If you can grow a houseplant you can grow weed. Really good weed will take some knowledge. A $60 400w HPS ballast kit and a $20 bulb will get you enough weed to fill a bunch of quart mason jars full of primo. From clone to harvest with a $14, 2.2 lb.nutrient that will last a year. Knowing "real" plant biology will outgun spending tons of money every time. Growing simply and knowing what to do and when to do it brings you essentially free weed. Extraction can be as simple as sifting hash or a science lab. Why smoke the plant it's sitting on when you can just separate the tricomes, which is the active ingredient, from the vegetation? Much better for the lungs and far easier to reduce to tinctures and edibles if you're not a smoker.

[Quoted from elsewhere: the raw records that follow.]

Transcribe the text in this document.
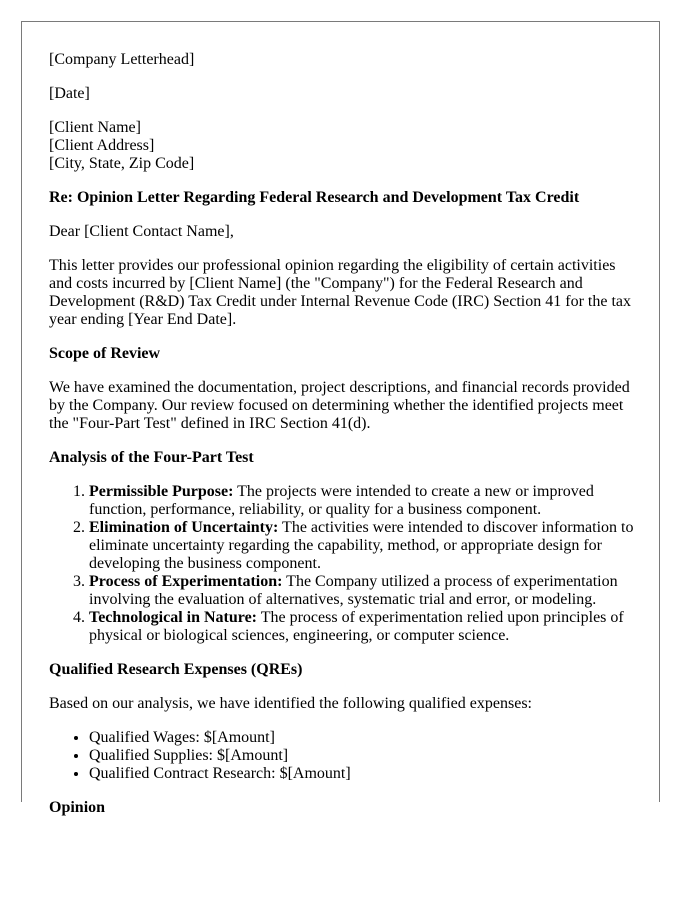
[Company Letterhead]

[Date]

[Client Name]
[Client Address]
[City, State, Zip Code]

Re: Opinion Letter Regarding Federal Research and Development Tax Credit

Dear [Client Contact Name],

This letter provides our professional opinion regarding the eligibility of certain activities and costs incurred by [Client Name] (the "Company") for the Federal Research and Development (R&D) Tax Credit under Internal Revenue Code (IRC) Section 41 for the tax year ending [Year End Date].

Scope of Review

We have examined the documentation, project descriptions, and financial records provided by the Company. Our review focused on determining whether the identified projects meet the "Four-Part Test" defined in IRC Section 41(d).

Analysis of the Four-Part Test

1. Permissible Purpose: The projects were intended to create a new or improved function, performance, reliability, or quality for a business component.
2. Elimination of Uncertainty: The activities were intended to discover information to eliminate uncertainty regarding the capability, method, or appropriate design for developing the business component.
3. Process of Experimentation: The Company utilized a process of experimentation involving the evaluation of alternatives, systematic trial and error, or modeling.
4. Technological in Nature: The process of experimentation relied upon principles of physical or biological sciences, engineering, or computer science.

Qualified Research Expenses (QREs)

Based on our analysis, we have identified the following qualified expenses:

• Qualified Wages: $[Amount]
• Qualified Supplies: $[Amount]
• Qualified Contract Research: $[Amount]

Opinion
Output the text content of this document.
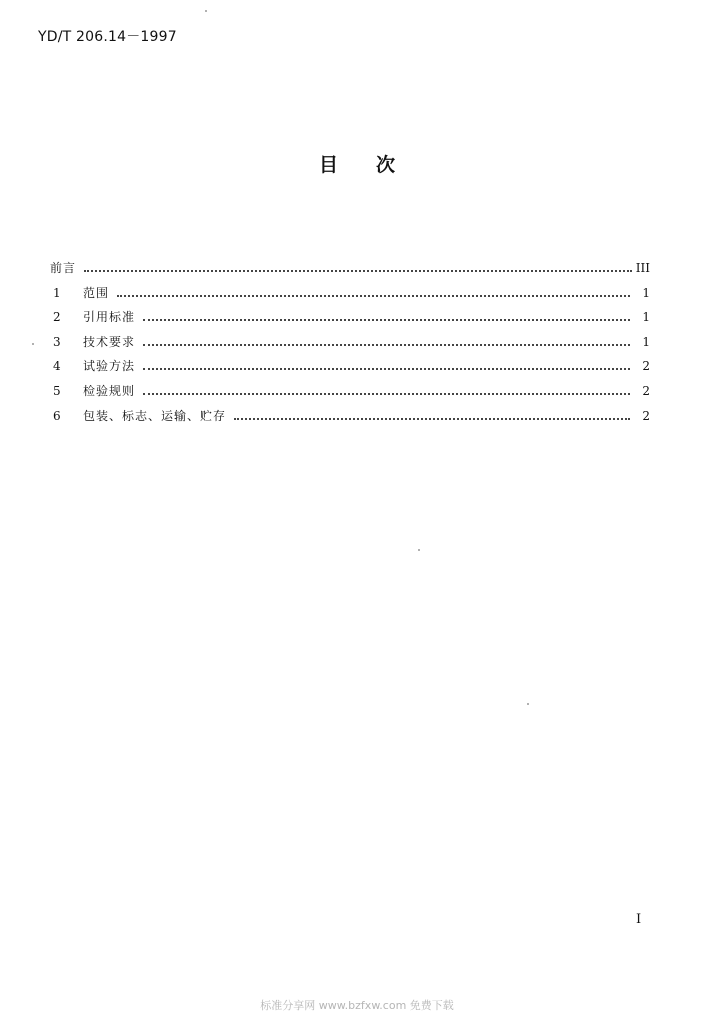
YD/T 206.14－1997
目　　次
前言	III
1	范围	1
2	引用标准	1
3	技术要求	1
4	试验方法	2
5	检验规则	2
6	包装、标志、运输、贮存	2
I
标准分享网 www.bzfxw.com 免费下载
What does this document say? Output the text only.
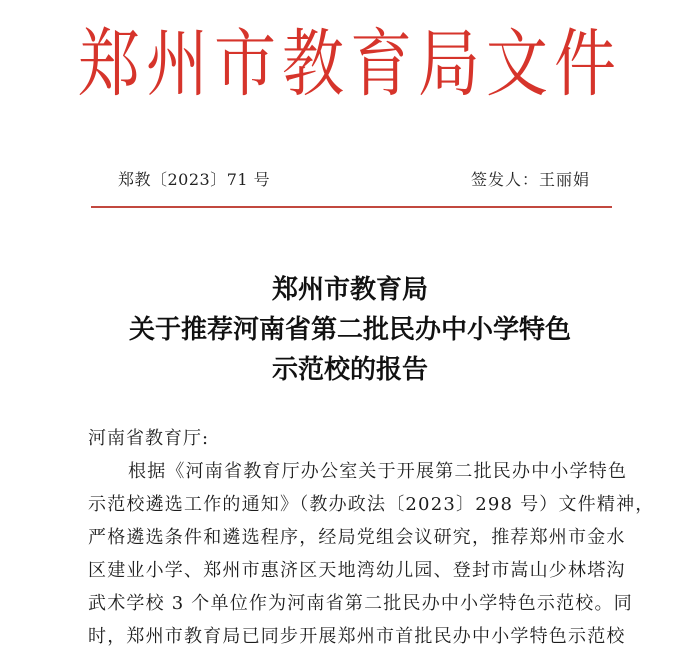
郑州市教育局文件
郑教〔2023〕71 号	签发人：王丽娟
郑州市教育局
关于推荐河南省第二批民办中小学特色
示范校的报告
河南省教育厅:
根据《河南省教育厅办公室关于开展第二批民办中小学特色
示范校遴选工作的通知》（教办政法〔2023〕298 号）文件精神，
严格遴选条件和遴选程序，经局党组会议研究，推荐郑州市金水
区建业小学、郑州市惠济区天地湾幼儿园、登封市嵩山少林塔沟
武术学校 3 个单位作为河南省第二批民办中小学特色示范校。同
时，郑州市教育局已同步开展郑州市首批民办中小学特色示范校
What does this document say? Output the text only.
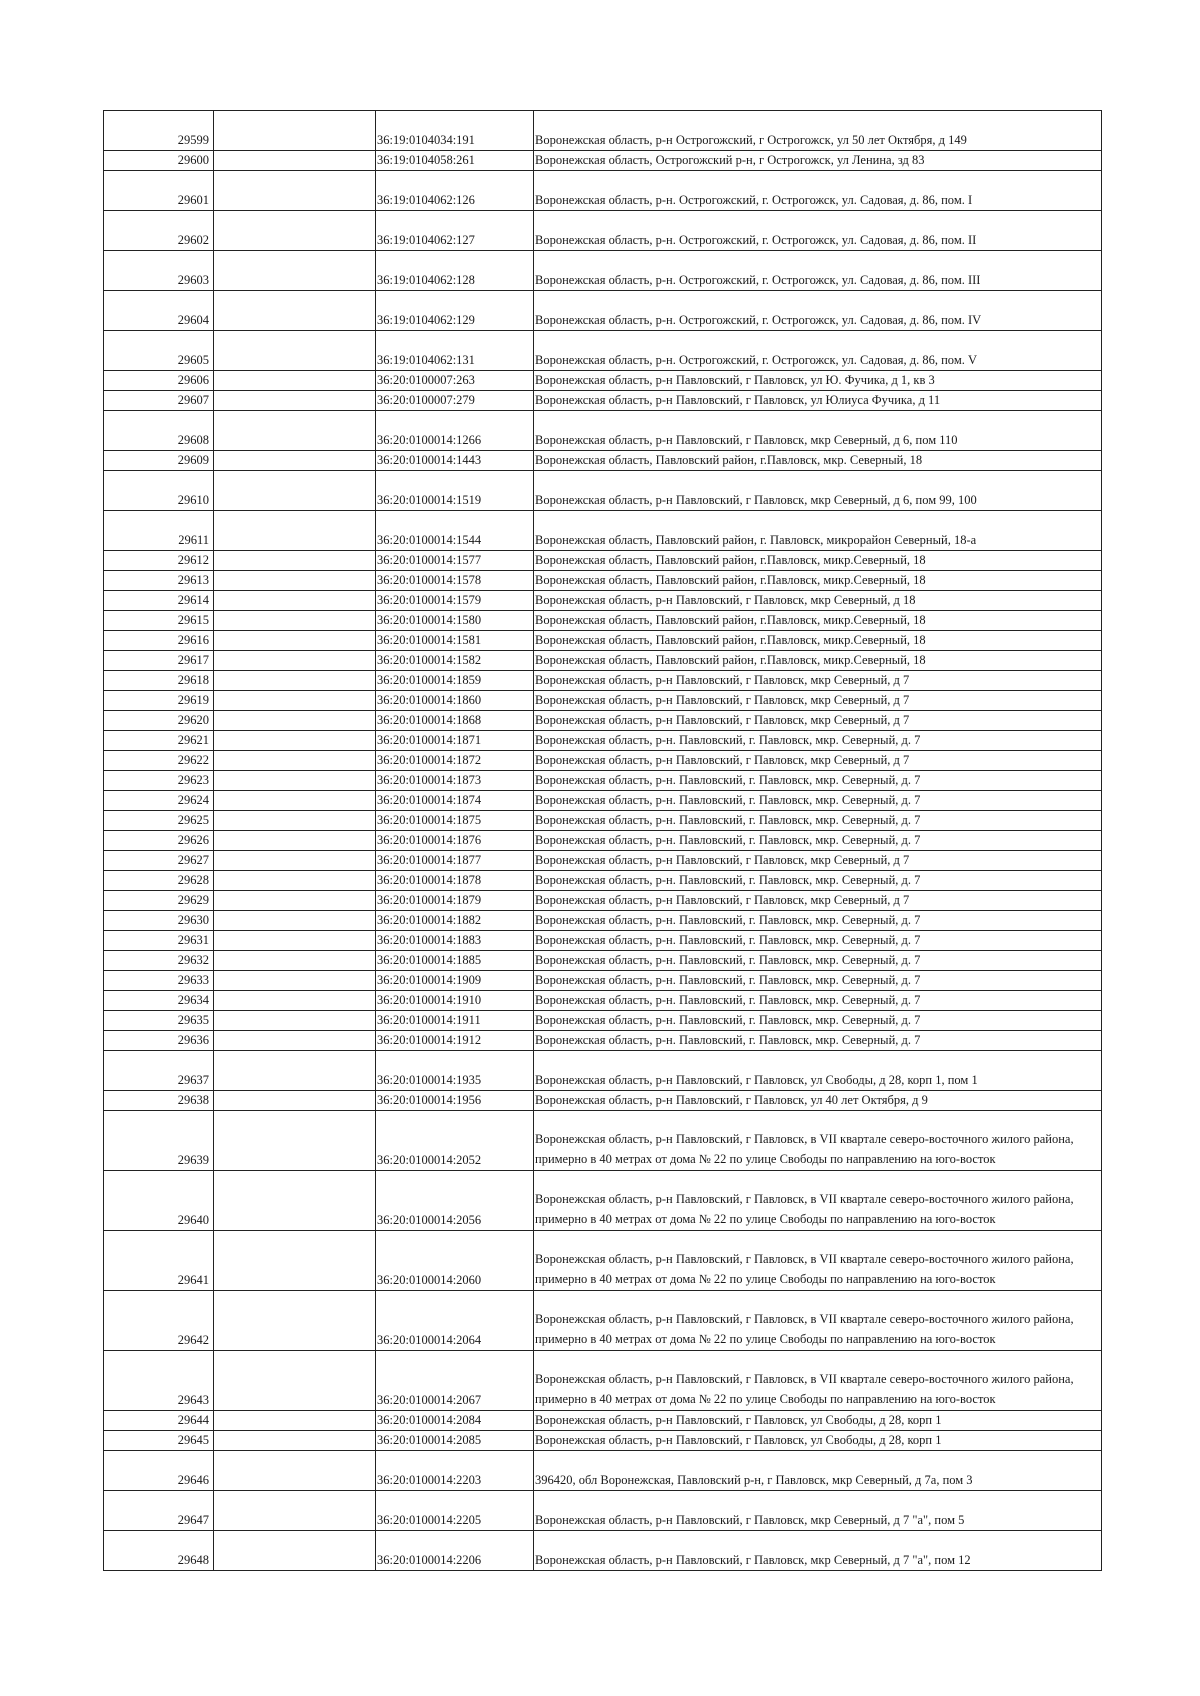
29599		36:19:0104034:191	Воронежская область, р-н Острогожский, г Острогожск, ул 50 лет Октября, д 149
29600		36:19:0104058:261	Воронежская область, Острогожский р-н, г Острогожск, ул Ленина, зд 83
29601		36:19:0104062:126	Воронежская область, р-н. Острогожский, г. Острогожск, ул. Садовая, д. 86, пом. I
29602		36:19:0104062:127	Воронежская область, р-н. Острогожский, г. Острогожск, ул. Садовая, д. 86, пом. II
29603		36:19:0104062:128	Воронежская область, р-н. Острогожский, г. Острогожск, ул. Садовая, д. 86, пом. III
29604		36:19:0104062:129	Воронежская область, р-н. Острогожский, г. Острогожск, ул. Садовая, д. 86, пом. IV
29605		36:19:0104062:131	Воронежская область, р-н. Острогожский, г. Острогожск, ул. Садовая, д. 86, пом. V
29606		36:20:0100007:263	Воронежская область, р-н Павловский, г Павловск, ул Ю. Фучика, д 1, кв 3
29607		36:20:0100007:279	Воронежская область, р-н Павловский, г Павловск, ул Юлиуса Фучика, д 11
29608		36:20:0100014:1266	Воронежская область, р-н Павловский, г Павловск, мкр Северный, д 6, пом 110
29609		36:20:0100014:1443	Воронежская область, Павловский район, г.Павловск, мкр. Северный, 18
29610		36:20:0100014:1519	Воронежская область, р-н Павловский, г Павловск, мкр Северный, д 6, пом 99, 100
29611		36:20:0100014:1544	Воронежская область, Павловский район, г. Павловск, микрорайон Северный, 18-а
29612		36:20:0100014:1577	Воронежская область, Павловский район, г.Павловск, микр.Северный, 18
29613		36:20:0100014:1578	Воронежская область, Павловский район, г.Павловск, микр.Северный, 18
29614		36:20:0100014:1579	Воронежская область, р-н Павловский, г Павловск, мкр Северный, д 18
29615		36:20:0100014:1580	Воронежская область, Павловский район, г.Павловск, микр.Северный, 18
29616		36:20:0100014:1581	Воронежская область, Павловский район, г.Павловск, микр.Северный, 18
29617		36:20:0100014:1582	Воронежская область, Павловский район, г.Павловск, микр.Северный, 18
29618		36:20:0100014:1859	Воронежская область, р-н Павловский, г Павловск, мкр Северный, д 7
29619		36:20:0100014:1860	Воронежская область, р-н Павловский, г Павловск, мкр Северный, д 7
29620		36:20:0100014:1868	Воронежская область, р-н Павловский, г Павловск, мкр Северный, д 7
29621		36:20:0100014:1871	Воронежская область, р-н. Павловский, г. Павловск, мкр. Северный, д. 7
29622		36:20:0100014:1872	Воронежская область, р-н Павловский, г Павловск, мкр Северный, д 7
29623		36:20:0100014:1873	Воронежская область, р-н. Павловский, г. Павловск, мкр. Северный, д. 7
29624		36:20:0100014:1874	Воронежская область, р-н. Павловский, г. Павловск, мкр. Северный, д. 7
29625		36:20:0100014:1875	Воронежская область, р-н. Павловский, г. Павловск, мкр. Северный, д. 7
29626		36:20:0100014:1876	Воронежская область, р-н. Павловский, г. Павловск, мкр. Северный, д. 7
29627		36:20:0100014:1877	Воронежская область, р-н Павловский, г Павловск, мкр Северный, д 7
29628		36:20:0100014:1878	Воронежская область, р-н. Павловский, г. Павловск, мкр. Северный, д. 7
29629		36:20:0100014:1879	Воронежская область, р-н Павловский, г Павловск, мкр Северный, д 7
29630		36:20:0100014:1882	Воронежская область, р-н. Павловский, г. Павловск, мкр. Северный, д. 7
29631		36:20:0100014:1883	Воронежская область, р-н. Павловский, г. Павловск, мкр. Северный, д. 7
29632		36:20:0100014:1885	Воронежская область, р-н. Павловский, г. Павловск, мкр. Северный, д. 7
29633		36:20:0100014:1909	Воронежская область, р-н. Павловский, г. Павловск, мкр. Северный, д. 7
29634		36:20:0100014:1910	Воронежская область, р-н. Павловский, г. Павловск, мкр. Северный, д. 7
29635		36:20:0100014:1911	Воронежская область, р-н. Павловский, г. Павловск, мкр. Северный, д. 7
29636		36:20:0100014:1912	Воронежская область, р-н. Павловский, г. Павловск, мкр. Северный, д. 7
29637		36:20:0100014:1935	Воронежская область, р-н Павловский, г Павловск, ул Свободы, д 28, корп 1, пом 1
29638		36:20:0100014:1956	Воронежская область, р-н Павловский, г Павловск, ул 40 лет Октября, д 9
29639		36:20:0100014:2052	Воронежская область, р-н Павловский, г Павловск, в VII квартале северо-восточного жилого района, примерно в 40 метрах от дома № 22 по улице Свободы по направлению на юго-восток
29640		36:20:0100014:2056	Воронежская область, р-н Павловский, г Павловск, в VII квартале северо-восточного жилого района, примерно в 40 метрах от дома № 22 по улице Свободы по направлению на юго-восток
29641		36:20:0100014:2060	Воронежская область, р-н Павловский, г Павловск, в VII квартале северо-восточного жилого района, примерно в 40 метрах от дома № 22 по улице Свободы по направлению на юго-восток
29642		36:20:0100014:2064	Воронежская область, р-н Павловский, г Павловск, в VII квартале северо-восточного жилого района, примерно в 40 метрах от дома № 22 по улице Свободы по направлению на юго-восток
29643		36:20:0100014:2067	Воронежская область, р-н Павловский, г Павловск, в VII квартале северо-восточного жилого района, примерно в 40 метрах от дома № 22 по улице Свободы по направлению на юго-восток
29644		36:20:0100014:2084	Воронежская область, р-н Павловский, г Павловск, ул Свободы, д 28, корп 1
29645		36:20:0100014:2085	Воронежская область, р-н Павловский, г Павловск, ул Свободы, д 28, корп 1
29646		36:20:0100014:2203	396420, обл Воронежская, Павловский р-н, г Павловск, мкр Северный, д 7а, пом 3
29647		36:20:0100014:2205	Воронежская область, р-н Павловский, г Павловск, мкр Северный, д 7 "а", пом 5
29648		36:20:0100014:2206	Воронежская область, р-н Павловский, г Павловск, мкр Северный, д 7 "а", пом 12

It ain't rocket science but you can pretend it is, if so inclined.

In reply to by TheObsoleteMan

iadr Mon, 01/01/2018 - 16:29 Permalink

 Worth a try.  I use the capsules that are 99+% THC-free (I believe a combination of breeding- Charlotte's Web strain weed, plus some post harvest processing, I think? Sorry I am embarrassed, it's not like me not to know these things before I try something).

Good stuff. Grey area legality in the Canadian province I am in.

Subtle effect- no high (though in "an abundance of caution", I prefer to take them before bed, not before work).

Helps with anger management without feeling "different".

In reply to by

William Dorritt A Sentinel Mon, 01/01/2018 - 07:16 Permalink

Selling drugs to the infidels is one form of Islamic warfare, anything that weakens the enemy promotes the spread of Islam, Barry was on Jihad for 8 years in office and will be until the end of his years.


China is also pumping Fentenyl (sp) into the US as fast as they can.


Then there are the Big Pharma billionaires who make their money selling opioids to the masses via the pill pusher doctors in the AMA. FAKE studies were provided to the duplicitous FDA proving that Opium is not addictive, the FDA agreed.

Even the tobacco lobby was never this powerful.


I have zero doubts that the Wise Guys on Capitol Hill profited and are profiting from the Opium War against Americans, likely early investors in the pill companies producing the poison.


Meanwhile Sessions has the DEA hanging out behind the High School looking for pot smokers.